A few things worth keeping in mind

npm and GitHub are entirely separate systems. An npm account and a GitHub account with the same username are coincidentally named, not linked. The Collaborators shown on an npm package page are npm accounts. Connecting them in your npm profile settings is cosmetic — it adds a GitHub link to your npm profile page — but GitHub Actions doesn't require or use that link.

You can undo a publish, with conditions. npm unpublish <package>@<version> works within 72 hours of publishing. After that, the version is permanent.
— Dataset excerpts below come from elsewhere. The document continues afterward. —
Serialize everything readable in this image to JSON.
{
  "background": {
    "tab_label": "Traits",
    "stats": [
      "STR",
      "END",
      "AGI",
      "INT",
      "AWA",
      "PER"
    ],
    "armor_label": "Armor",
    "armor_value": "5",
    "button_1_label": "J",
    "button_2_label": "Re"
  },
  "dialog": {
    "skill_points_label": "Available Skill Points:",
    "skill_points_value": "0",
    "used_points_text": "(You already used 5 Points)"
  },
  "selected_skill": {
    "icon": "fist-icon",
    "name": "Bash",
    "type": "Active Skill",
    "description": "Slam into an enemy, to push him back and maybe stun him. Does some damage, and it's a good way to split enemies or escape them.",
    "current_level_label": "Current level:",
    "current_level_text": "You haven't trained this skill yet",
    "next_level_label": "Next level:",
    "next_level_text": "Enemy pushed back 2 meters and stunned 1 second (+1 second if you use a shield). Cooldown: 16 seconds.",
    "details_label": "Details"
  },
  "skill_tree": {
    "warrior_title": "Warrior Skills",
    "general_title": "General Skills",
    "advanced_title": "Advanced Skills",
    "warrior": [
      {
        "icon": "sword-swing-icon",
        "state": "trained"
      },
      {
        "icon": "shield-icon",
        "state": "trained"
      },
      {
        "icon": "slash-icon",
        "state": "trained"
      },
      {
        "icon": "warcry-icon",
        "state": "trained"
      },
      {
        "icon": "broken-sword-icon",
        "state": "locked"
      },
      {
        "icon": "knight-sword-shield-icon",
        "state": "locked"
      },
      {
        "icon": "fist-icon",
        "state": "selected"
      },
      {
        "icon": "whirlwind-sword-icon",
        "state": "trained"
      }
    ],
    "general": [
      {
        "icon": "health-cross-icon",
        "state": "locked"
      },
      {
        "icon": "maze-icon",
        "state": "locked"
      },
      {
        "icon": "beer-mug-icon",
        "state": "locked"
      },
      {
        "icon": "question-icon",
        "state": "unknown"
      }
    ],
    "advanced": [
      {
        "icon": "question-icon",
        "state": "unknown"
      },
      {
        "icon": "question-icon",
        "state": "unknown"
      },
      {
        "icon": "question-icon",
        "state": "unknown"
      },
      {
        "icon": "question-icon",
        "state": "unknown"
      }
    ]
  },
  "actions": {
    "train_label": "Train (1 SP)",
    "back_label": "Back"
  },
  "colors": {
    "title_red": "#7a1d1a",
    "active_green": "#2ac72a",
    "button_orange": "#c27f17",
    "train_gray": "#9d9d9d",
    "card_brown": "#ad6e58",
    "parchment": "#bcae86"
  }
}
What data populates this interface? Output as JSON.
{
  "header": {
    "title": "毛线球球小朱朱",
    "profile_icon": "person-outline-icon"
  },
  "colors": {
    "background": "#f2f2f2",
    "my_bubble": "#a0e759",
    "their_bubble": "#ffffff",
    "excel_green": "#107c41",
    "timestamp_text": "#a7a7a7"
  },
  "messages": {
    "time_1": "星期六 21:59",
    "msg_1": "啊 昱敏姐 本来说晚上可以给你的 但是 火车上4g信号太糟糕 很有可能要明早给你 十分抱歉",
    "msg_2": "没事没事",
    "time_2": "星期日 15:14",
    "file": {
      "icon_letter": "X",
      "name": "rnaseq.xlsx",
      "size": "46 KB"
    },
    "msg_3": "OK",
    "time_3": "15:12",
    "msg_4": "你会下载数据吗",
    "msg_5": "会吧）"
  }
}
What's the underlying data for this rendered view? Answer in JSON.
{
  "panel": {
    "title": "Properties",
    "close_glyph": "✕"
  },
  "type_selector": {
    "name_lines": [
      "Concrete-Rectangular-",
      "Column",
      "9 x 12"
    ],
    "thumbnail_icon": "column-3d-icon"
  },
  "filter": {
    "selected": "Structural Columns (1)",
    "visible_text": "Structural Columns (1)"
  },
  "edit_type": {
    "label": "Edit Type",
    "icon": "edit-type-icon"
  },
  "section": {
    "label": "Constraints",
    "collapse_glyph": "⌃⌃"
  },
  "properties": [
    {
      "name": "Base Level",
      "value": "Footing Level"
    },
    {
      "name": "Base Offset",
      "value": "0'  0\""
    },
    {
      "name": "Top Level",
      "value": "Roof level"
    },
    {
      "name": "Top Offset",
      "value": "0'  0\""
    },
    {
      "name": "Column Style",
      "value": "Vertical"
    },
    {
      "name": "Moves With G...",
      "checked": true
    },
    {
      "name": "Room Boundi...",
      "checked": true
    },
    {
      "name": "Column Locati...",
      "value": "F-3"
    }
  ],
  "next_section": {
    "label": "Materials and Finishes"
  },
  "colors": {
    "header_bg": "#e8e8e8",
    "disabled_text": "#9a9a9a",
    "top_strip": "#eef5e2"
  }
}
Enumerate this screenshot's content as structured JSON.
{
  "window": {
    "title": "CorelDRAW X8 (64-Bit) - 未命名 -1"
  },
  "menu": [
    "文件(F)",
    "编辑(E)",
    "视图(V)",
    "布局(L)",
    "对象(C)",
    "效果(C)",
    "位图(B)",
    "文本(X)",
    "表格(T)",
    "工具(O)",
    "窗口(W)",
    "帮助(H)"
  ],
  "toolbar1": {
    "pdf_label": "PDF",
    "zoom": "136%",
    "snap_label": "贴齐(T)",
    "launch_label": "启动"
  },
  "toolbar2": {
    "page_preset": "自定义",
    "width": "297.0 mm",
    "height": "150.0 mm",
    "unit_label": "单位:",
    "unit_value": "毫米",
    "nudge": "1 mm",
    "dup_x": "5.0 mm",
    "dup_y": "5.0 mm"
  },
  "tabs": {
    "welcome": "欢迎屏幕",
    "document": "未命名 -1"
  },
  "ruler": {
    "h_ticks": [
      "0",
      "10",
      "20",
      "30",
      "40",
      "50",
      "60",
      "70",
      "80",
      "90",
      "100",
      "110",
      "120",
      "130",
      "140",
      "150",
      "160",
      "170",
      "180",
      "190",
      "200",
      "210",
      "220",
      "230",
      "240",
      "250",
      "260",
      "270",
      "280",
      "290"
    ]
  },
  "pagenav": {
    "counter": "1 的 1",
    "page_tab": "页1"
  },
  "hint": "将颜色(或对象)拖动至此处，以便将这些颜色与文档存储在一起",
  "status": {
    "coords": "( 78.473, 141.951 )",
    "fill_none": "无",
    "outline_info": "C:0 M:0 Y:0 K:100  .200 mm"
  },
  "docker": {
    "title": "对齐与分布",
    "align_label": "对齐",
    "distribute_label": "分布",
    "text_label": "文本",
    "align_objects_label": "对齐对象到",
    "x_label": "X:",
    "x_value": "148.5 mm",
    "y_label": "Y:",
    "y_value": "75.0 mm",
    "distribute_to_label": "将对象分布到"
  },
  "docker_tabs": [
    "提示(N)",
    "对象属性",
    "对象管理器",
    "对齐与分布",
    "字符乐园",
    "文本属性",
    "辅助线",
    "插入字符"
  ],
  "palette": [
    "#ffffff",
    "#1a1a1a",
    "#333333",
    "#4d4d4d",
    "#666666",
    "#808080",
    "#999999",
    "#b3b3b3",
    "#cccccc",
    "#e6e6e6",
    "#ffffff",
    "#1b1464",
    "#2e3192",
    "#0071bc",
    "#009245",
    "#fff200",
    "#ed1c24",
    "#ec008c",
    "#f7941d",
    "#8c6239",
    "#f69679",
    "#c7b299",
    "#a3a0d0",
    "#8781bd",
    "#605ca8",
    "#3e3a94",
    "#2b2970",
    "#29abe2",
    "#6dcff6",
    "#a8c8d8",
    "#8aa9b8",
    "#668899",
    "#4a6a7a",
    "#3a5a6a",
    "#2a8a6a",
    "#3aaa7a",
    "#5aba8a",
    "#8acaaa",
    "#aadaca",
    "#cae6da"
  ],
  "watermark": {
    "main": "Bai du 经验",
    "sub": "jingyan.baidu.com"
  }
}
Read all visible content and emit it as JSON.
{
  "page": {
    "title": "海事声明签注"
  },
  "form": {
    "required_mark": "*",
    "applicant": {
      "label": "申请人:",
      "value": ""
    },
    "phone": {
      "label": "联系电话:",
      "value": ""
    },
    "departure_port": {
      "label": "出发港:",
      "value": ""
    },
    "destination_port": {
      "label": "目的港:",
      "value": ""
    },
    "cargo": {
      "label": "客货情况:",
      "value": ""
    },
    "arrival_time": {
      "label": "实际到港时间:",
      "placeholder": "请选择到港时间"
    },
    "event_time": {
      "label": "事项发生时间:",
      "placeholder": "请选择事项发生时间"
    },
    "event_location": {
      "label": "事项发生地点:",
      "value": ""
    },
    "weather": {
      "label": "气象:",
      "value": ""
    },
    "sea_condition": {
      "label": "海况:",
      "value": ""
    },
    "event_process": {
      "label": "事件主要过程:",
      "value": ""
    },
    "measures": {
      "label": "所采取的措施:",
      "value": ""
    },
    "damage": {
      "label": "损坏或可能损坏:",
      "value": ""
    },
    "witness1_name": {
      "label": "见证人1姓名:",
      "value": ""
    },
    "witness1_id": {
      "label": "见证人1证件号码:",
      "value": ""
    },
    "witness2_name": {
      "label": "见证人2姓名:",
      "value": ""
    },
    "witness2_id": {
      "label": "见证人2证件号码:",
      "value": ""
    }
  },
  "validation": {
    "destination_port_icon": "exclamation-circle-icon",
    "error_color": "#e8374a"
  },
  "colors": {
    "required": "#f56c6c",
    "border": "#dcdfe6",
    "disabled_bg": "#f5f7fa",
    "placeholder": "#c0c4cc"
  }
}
Even within the window, the same package name + version cannot be reused for 24 hours after unpublishing. (Verify current terms at docs.npmjs.com — policy details can change.)

The 72-hour window exists because of the "left-pad incident" in 2016: a developer unpublished hundreds of small packages he maintained, including an 11-line string-padding utility that half the JavaScript ecosystem depended on transitively. Builds broke worldwide for hours. npm introduced the time-limited unpublish policy afterward to prevent repeat incidents while still allowing quick corrections after accidental publishes.

repository, homepage, and bugs in package.json surface on the npm listing page. These cost nothing to add and make the package immediately more navigable:

{
  "repository": {
    "type": "git",
    "url": "https://github.com/tatsu/dicom-validator-ts.git"
  },
  "homepage": "https://github.com/tatsu/dicom-validator-ts#readme",
  "bugs": {
    "url": "https://github.com/tatsu/dicom-validator-ts/issues"
  }
}

They take effect on the next npm publish and can be changed at any time.